Faith has a place in politics
Many political arguments are about values and religion lies at the heart of many moral arguments – whether we realise it or not, says Bartek Staniszewski
“May they never lead the nation wrongly through love of power,” prays the Speaker’s Chaplain – with questionable efficacy – as the House of Commons begins to sit each day. In the Houses of Parliament, Christianity is not just for Christmas – it permeates parliamentary customs and symbolism, while politicians continue to reference their religion in debates even as religiosity amongst Brits supposedly declines. Between the 2011 and the 2021 censuses, the proportion of Brits declaring themselves non-religious increased by almost half.
The privileged role that faith plays in politics is therefore often under attack. Only last month, Lord Falconer objected to religious arguments being used to oppose the assisted dying bill and, according to a YouGov survey from last year, over a fifth of Brits think religious people should not even be permitted to hold political office, let alone make religious arguments.
But faith-based arguments are unavoidable, whether you like it or not. Politicians disagree about values all the time – whether it is about the permissibility of financing violence in the context of the War in Ukraine or the morality of keeping possession of sculptures made in other countries, as is the case with the Elgin Marbles. And if politicians are to have reasons for why they hold to a certain value – as they should, given that the alternative is their values being arbitrary – it is difficult for them to give one except by appealing to a reason that is ultimately religious.

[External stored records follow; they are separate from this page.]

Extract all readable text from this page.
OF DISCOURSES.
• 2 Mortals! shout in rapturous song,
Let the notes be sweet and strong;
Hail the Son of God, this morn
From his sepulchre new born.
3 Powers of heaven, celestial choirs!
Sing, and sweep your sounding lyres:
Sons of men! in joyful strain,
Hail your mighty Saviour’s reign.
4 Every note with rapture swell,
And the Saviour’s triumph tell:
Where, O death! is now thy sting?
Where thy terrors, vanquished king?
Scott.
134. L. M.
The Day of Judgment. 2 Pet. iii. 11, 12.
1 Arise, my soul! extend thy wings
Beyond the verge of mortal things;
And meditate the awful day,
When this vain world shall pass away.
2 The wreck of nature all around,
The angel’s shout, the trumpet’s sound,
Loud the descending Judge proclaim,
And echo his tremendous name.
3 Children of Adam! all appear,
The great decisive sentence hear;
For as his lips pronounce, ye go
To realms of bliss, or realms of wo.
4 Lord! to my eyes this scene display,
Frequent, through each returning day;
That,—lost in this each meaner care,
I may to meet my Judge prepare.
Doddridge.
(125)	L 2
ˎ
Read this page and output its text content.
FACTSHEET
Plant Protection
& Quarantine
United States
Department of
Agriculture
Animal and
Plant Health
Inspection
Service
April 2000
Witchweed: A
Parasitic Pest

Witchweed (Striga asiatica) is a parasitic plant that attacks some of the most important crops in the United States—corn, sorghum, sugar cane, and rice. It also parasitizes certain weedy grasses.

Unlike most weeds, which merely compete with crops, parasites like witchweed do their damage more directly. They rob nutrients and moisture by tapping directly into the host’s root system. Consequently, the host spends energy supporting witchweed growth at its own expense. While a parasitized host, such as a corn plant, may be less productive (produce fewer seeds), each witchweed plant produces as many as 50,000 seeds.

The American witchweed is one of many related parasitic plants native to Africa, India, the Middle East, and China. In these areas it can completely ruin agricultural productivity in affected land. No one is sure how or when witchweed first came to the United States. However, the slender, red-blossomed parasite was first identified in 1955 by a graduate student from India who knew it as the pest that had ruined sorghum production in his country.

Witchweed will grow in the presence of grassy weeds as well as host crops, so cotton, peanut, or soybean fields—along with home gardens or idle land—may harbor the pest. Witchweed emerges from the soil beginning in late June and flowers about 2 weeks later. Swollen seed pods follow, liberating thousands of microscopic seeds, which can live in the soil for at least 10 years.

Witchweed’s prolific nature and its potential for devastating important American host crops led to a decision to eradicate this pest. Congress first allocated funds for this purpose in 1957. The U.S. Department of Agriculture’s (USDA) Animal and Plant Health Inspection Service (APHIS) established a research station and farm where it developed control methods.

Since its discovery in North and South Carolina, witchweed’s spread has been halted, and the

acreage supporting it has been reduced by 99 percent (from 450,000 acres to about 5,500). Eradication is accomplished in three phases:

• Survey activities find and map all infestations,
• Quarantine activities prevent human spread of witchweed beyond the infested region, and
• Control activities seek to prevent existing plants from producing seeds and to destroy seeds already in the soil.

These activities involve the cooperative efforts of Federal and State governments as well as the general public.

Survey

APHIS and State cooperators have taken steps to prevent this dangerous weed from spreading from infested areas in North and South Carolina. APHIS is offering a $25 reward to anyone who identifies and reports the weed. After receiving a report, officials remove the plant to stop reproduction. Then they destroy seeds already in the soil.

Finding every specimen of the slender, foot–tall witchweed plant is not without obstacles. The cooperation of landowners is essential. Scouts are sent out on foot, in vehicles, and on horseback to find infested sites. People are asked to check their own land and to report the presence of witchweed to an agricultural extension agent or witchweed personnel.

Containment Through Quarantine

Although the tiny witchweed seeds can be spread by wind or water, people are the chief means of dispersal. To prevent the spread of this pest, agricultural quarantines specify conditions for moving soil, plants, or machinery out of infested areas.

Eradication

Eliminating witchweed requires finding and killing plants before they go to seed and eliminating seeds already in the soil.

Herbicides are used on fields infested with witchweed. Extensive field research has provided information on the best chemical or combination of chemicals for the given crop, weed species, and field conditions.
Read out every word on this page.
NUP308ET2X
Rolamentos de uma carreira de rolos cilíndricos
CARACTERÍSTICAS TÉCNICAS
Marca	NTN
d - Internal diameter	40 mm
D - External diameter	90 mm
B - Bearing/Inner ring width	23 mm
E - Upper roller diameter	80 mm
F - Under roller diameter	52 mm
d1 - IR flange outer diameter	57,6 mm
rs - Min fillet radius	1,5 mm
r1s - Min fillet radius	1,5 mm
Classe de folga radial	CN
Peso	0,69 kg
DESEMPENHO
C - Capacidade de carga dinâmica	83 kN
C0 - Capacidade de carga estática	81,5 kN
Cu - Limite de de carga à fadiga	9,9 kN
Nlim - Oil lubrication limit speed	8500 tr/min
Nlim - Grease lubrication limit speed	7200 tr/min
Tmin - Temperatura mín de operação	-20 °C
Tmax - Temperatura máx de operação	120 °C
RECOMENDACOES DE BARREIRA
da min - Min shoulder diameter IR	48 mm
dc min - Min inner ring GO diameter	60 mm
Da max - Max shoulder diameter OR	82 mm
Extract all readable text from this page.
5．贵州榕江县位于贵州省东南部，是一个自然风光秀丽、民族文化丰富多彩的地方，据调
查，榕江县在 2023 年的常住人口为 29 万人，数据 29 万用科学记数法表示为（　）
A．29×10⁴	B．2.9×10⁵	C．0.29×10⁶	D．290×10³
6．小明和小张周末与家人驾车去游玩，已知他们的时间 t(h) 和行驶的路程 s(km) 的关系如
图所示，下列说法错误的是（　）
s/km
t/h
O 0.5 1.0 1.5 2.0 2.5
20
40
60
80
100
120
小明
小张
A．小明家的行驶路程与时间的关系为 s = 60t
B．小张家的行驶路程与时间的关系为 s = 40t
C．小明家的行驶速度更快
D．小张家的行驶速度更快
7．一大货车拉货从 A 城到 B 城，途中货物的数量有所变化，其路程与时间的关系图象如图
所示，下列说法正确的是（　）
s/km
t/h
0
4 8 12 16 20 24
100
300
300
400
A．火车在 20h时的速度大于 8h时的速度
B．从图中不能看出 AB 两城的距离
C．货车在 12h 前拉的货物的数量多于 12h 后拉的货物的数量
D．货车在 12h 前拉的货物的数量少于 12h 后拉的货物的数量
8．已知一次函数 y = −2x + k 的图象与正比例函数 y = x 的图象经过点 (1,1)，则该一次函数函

Indeed, people scarcely realise just how many arguments we take for granted in everyday debate are religious in origin. Take property rights – if you believe in them, you owe the rationale for that belief to John Locke, but Locke’s argument for property rights is explicitly religious and based on his view that, since we are made in God’s image, we can have rights over the fruits of our labour analogously to how God has rights over all of creation. If you reject that argument, your belief in property rights might be unfounded.
No such thing as neutral
Many great twentieth-century philosophers were aware of this problem and tried to resolve it, including John Rawls, Ronald Dworkin and Thomas Nagel – names familiar to any student of political philosophy. They aspired to create a ‘neutral’ worldview, one independent of any person’s religious beliefs. Rawls tried to do this by coming up with a list of things that reasonable persons can all agree are important and saying that the government should only work on those things. The new problem then was that nobody could agree on who counts as a reasonable person and what should go on the list.
Ultimately, the project of finding a ‘neutral’ worldview is folly. We must always refer to some deeper truths to justify our political beliefs.
Okay, you might concede – but those deeper truths do not have to be religious. Contemporary humanists, for instance, attempt to provide a framework for life that does not appeal to religious reasons. But, by doing that, they are offering merely a different kind of religion. Humanists UK’s website states that they believe in placing “human welfare and happiness at the centre of their [decisions]”. This is lovely, but it is no different from a religious person saying that their decisions are led by the belief that all life is sacred. Both are just as contestable. Both are also either founded upon some further belief – which itself begs for justification – or are accepted without some further justification – in other words, on blind faith.
Whether you like it or not, this Christmas, your politics ultimately rests on some blind faith – whether religious or not.